Sure,you can buy shares, watch them triple in the first 24 and dump them, but when the dust settles, what really happens?

Groupon is trading at $20.04. It IPO'd at $20. Zynga is trading at $10.05. It IPO'd at $10.

Good for the VC's, finally getting a return on their money and all, but it doesn't seem that the companies are really doing much to deserve the hype.

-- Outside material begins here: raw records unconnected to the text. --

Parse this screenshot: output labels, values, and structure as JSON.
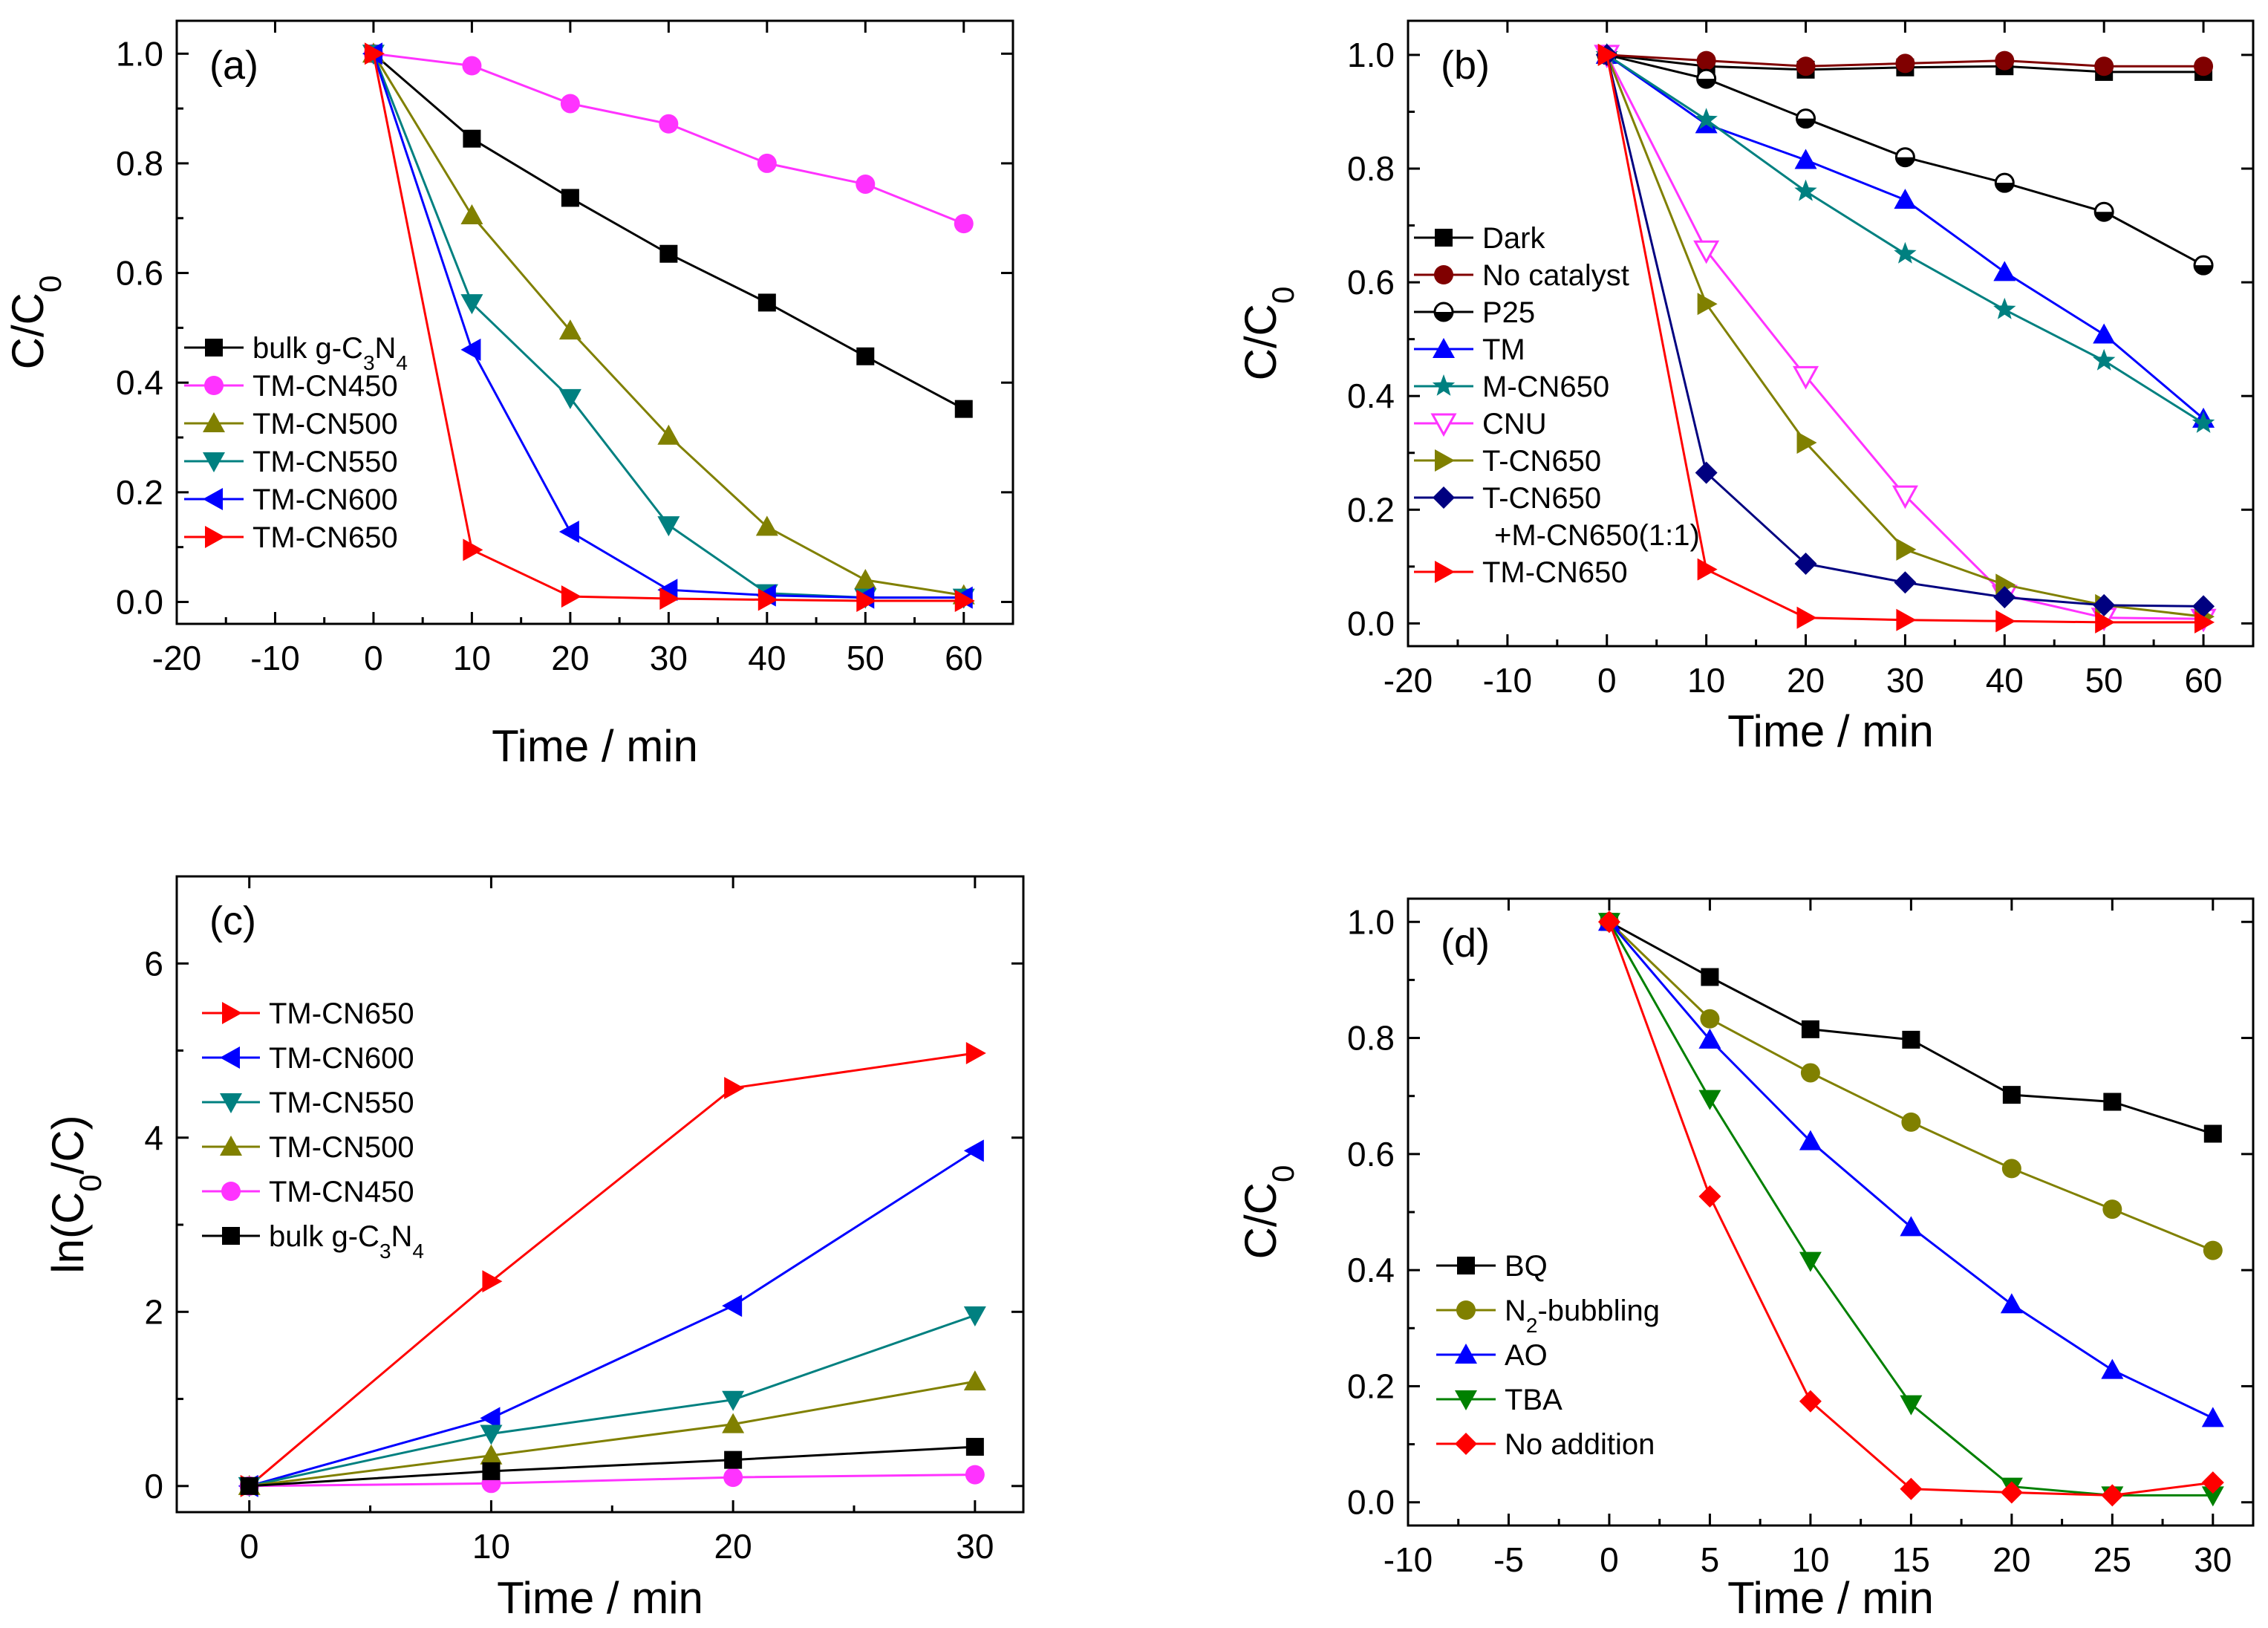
{
  "chart_data": [
    {
      "id": "a",
      "type": "line",
      "panel_label": "(a)",
      "xlabel": "Time / min",
      "ylabel_main": "C/C",
      "ylabel_sub": "0",
      "xlim": [
        -20,
        65
      ],
      "ylim": [
        -0.04,
        1.06
      ],
      "xticks": [
        -20,
        -10,
        0,
        10,
        20,
        30,
        40,
        50,
        60
      ],
      "yticks": [
        0.0,
        0.2,
        0.4,
        0.6,
        0.8,
        1.0
      ],
      "x": [
        0,
        10,
        20,
        30,
        40,
        50,
        60
      ],
      "legend_position": "middle-left",
      "series": [
        {
          "name": "bulk g-C3N4",
          "label_parts": [
            [
              "bulk g-C",
              "n"
            ],
            [
              "3",
              "sub"
            ],
            [
              "N",
              "n"
            ],
            [
              "4",
              "sub"
            ]
          ],
          "color": "#000000",
          "marker": "square",
          "values": [
            1.0,
            0.845,
            0.737,
            0.635,
            0.546,
            0.448,
            0.352
          ]
        },
        {
          "name": "TM-CN450",
          "label_parts": [
            [
              "TM-CN450",
              "n"
            ]
          ],
          "color": "#ff33ff",
          "marker": "circle",
          "values": [
            1.0,
            0.978,
            0.909,
            0.872,
            0.8,
            0.762,
            0.69
          ]
        },
        {
          "name": "TM-CN500",
          "label_parts": [
            [
              "TM-CN500",
              "n"
            ]
          ],
          "color": "#808000",
          "marker": "triangle-up",
          "values": [
            1.0,
            0.705,
            0.495,
            0.303,
            0.137,
            0.04,
            0.012
          ]
        },
        {
          "name": "TM-CN550",
          "label_parts": [
            [
              "TM-CN550",
              "n"
            ]
          ],
          "color": "#008080",
          "marker": "triangle-down",
          "values": [
            1.0,
            0.545,
            0.372,
            0.14,
            0.016,
            0.008,
            0.008
          ]
        },
        {
          "name": "TM-CN600",
          "label_parts": [
            [
              "TM-CN600",
              "n"
            ]
          ],
          "color": "#0000ff",
          "marker": "triangle-left",
          "values": [
            1.0,
            0.46,
            0.128,
            0.022,
            0.012,
            0.008,
            0.008
          ]
        },
        {
          "name": "TM-CN650",
          "label_parts": [
            [
              "TM-CN650",
              "n"
            ]
          ],
          "color": "#ff0000",
          "marker": "triangle-right",
          "values": [
            1.0,
            0.095,
            0.01,
            0.006,
            0.004,
            0.002,
            0.002
          ]
        }
      ]
    },
    {
      "id": "b",
      "type": "line",
      "panel_label": "(b)",
      "xlabel": "Time / min",
      "ylabel_main": "C/C",
      "ylabel_sub": "0",
      "xlim": [
        -20,
        65
      ],
      "ylim": [
        -0.04,
        1.06
      ],
      "xticks": [
        -20,
        -10,
        0,
        10,
        20,
        30,
        40,
        50,
        60
      ],
      "yticks": [
        0.0,
        0.2,
        0.4,
        0.6,
        0.8,
        1.0
      ],
      "x": [
        0,
        10,
        20,
        30,
        40,
        50,
        60
      ],
      "legend_position": "middle-left",
      "series": [
        {
          "name": "Dark",
          "label_parts": [
            [
              "Dark",
              "n"
            ]
          ],
          "color": "#000000",
          "marker": "square",
          "values": [
            1.0,
            0.98,
            0.974,
            0.978,
            0.98,
            0.97,
            0.97
          ]
        },
        {
          "name": "No catalyst",
          "label_parts": [
            [
              "No catalyst",
              "n"
            ]
          ],
          "color": "#800000",
          "marker": "circle",
          "values": [
            1.0,
            0.99,
            0.98,
            0.985,
            0.99,
            0.98,
            0.98
          ]
        },
        {
          "name": "P25",
          "label_parts": [
            [
              "P25",
              "n"
            ]
          ],
          "color": "#000000",
          "marker": "half-circle",
          "values": [
            1.0,
            0.958,
            0.888,
            0.82,
            0.775,
            0.724,
            0.63
          ]
        },
        {
          "name": "TM",
          "label_parts": [
            [
              "TM",
              "n"
            ]
          ],
          "color": "#0000ff",
          "marker": "triangle-up",
          "values": [
            1.0,
            0.878,
            0.815,
            0.745,
            0.618,
            0.508,
            0.36
          ]
        },
        {
          "name": "M-CN650",
          "label_parts": [
            [
              "M-CN650",
              "n"
            ]
          ],
          "color": "#008080",
          "marker": "star",
          "values": [
            1.0,
            0.886,
            0.76,
            0.65,
            0.552,
            0.462,
            0.352
          ]
        },
        {
          "name": "CNU",
          "label_parts": [
            [
              "CNU",
              "n"
            ]
          ],
          "color": "#ff33ff",
          "marker": "open-triangle-down",
          "values": [
            1.0,
            0.656,
            0.435,
            0.225,
            0.05,
            0.01,
            0.008
          ]
        },
        {
          "name": "T-CN650",
          "label_parts": [
            [
              "T-CN650",
              "n"
            ]
          ],
          "color": "#808000",
          "marker": "triangle-right",
          "values": [
            1.0,
            0.562,
            0.318,
            0.13,
            0.068,
            0.032,
            0.012
          ]
        },
        {
          "name": "T-CN650 +M-CN650(1:1)",
          "label_parts": [
            [
              "T-CN650",
              "n"
            ]
          ],
          "label_line2": "+M-CN650(1:1)",
          "color": "#000080",
          "marker": "diamond",
          "values": [
            1.0,
            0.265,
            0.105,
            0.072,
            0.046,
            0.032,
            0.03
          ]
        },
        {
          "name": "TM-CN650",
          "label_parts": [
            [
              "TM-CN650",
              "n"
            ]
          ],
          "color": "#ff0000",
          "marker": "triangle-right",
          "values": [
            1.0,
            0.095,
            0.01,
            0.006,
            0.004,
            0.002,
            0.002
          ]
        }
      ]
    },
    {
      "id": "c",
      "type": "line",
      "panel_label": "(c)",
      "xlabel": "Time / min",
      "ylabel_main": "ln(C",
      "ylabel_sub": "0",
      "ylabel_rest": "/C)",
      "xlim": [
        -3,
        32
      ],
      "ylim": [
        -0.3,
        7
      ],
      "xticks": [
        0,
        10,
        20,
        30
      ],
      "yticks": [
        0,
        2,
        4,
        6
      ],
      "x": [
        0,
        10,
        20,
        30
      ],
      "legend_position": "top-left",
      "series": [
        {
          "name": "TM-CN650",
          "label_parts": [
            [
              "TM-CN650",
              "n"
            ]
          ],
          "color": "#ff0000",
          "marker": "triangle-right",
          "values": [
            0.0,
            2.35,
            4.57,
            4.97
          ]
        },
        {
          "name": "TM-CN600",
          "label_parts": [
            [
              "TM-CN600",
              "n"
            ]
          ],
          "color": "#0000ff",
          "marker": "triangle-left",
          "values": [
            0.0,
            0.78,
            2.07,
            3.85
          ]
        },
        {
          "name": "TM-CN550",
          "label_parts": [
            [
              "TM-CN550",
              "n"
            ]
          ],
          "color": "#008080",
          "marker": "triangle-down",
          "values": [
            0.0,
            0.6,
            0.99,
            1.96
          ]
        },
        {
          "name": "TM-CN500",
          "label_parts": [
            [
              "TM-CN500",
              "n"
            ]
          ],
          "color": "#808000",
          "marker": "triangle-up",
          "values": [
            0.0,
            0.35,
            0.71,
            1.2
          ]
        },
        {
          "name": "TM-CN450",
          "label_parts": [
            [
              "TM-CN450",
              "n"
            ]
          ],
          "color": "#ff33ff",
          "marker": "circle",
          "values": [
            0.0,
            0.03,
            0.1,
            0.13
          ]
        },
        {
          "name": "bulk g-C3N4",
          "label_parts": [
            [
              "bulk g-C",
              "n"
            ],
            [
              "3",
              "sub"
            ],
            [
              "N",
              "n"
            ],
            [
              "4",
              "sub"
            ]
          ],
          "color": "#000000",
          "marker": "square",
          "values": [
            0.0,
            0.17,
            0.3,
            0.45
          ]
        }
      ]
    },
    {
      "id": "d",
      "type": "line",
      "panel_label": "(d)",
      "xlabel": "Time / min",
      "ylabel_main": "C/C",
      "ylabel_sub": "0",
      "xlim": [
        -10,
        32
      ],
      "ylim": [
        -0.04,
        1.04
      ],
      "xticks": [
        -10,
        -5,
        0,
        5,
        10,
        15,
        20,
        25,
        30
      ],
      "yticks": [
        0.0,
        0.2,
        0.4,
        0.6,
        0.8,
        1.0
      ],
      "x": [
        0,
        5,
        10,
        15,
        20,
        25,
        30
      ],
      "legend_position": "bottom-left",
      "series": [
        {
          "name": "BQ",
          "label_parts": [
            [
              "BQ",
              "n"
            ]
          ],
          "color": "#000000",
          "marker": "square",
          "values": [
            1.0,
            0.905,
            0.815,
            0.797,
            0.702,
            0.69,
            0.635
          ]
        },
        {
          "name": "N2-bubbling",
          "label_parts": [
            [
              "N",
              "n"
            ],
            [
              "2",
              "sub"
            ],
            [
              "-bubbling",
              "n"
            ]
          ],
          "color": "#808000",
          "marker": "circle",
          "values": [
            1.0,
            0.833,
            0.74,
            0.655,
            0.575,
            0.505,
            0.434
          ]
        },
        {
          "name": "AO",
          "label_parts": [
            [
              "AO",
              "n"
            ]
          ],
          "color": "#0000ff",
          "marker": "triangle-up",
          "values": [
            1.0,
            0.797,
            0.622,
            0.474,
            0.341,
            0.228,
            0.145
          ]
        },
        {
          "name": "TBA",
          "label_parts": [
            [
              "TBA",
              "n"
            ]
          ],
          "color": "#008000",
          "marker": "triangle-down",
          "values": [
            1.0,
            0.695,
            0.416,
            0.169,
            0.027,
            0.012,
            0.012
          ]
        },
        {
          "name": "No addition",
          "label_parts": [
            [
              "No addition",
              "n"
            ]
          ],
          "color": "#ff0000",
          "marker": "diamond",
          "values": [
            1.0,
            0.527,
            0.174,
            0.023,
            0.017,
            0.012,
            0.034
          ]
        }
      ]
    }
  ]
}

Facebook is presumably making money, and has a crap-load of user-data, but 100 Billion dollar valuation? Maybe based on what people are willing to pay for it, in the hype to get some of it's stock, but its revenues were 2.5 Billion last year. A valuation that's 50x their revenues seems a little steep to me - but again, that could just be me.

2 comments

If that scares you look at sales force 5500 p/e and a 15B valuation. For SaaS software.

Insanity.

(Disclaimer, I have a vested interest in this stock going down.)

I had never looked at sales forces' P/E before. It's at 7700 right now. Insanity.
It is a daft valuation - for $100bn you could buy the big three quoted supermarkets in the UK (Sainsbury's, Tesco and Morrisons) and control 50% of a market whose main product (food) is a necessity. Or you could do the same in retail banking, again a necessity in the modern world.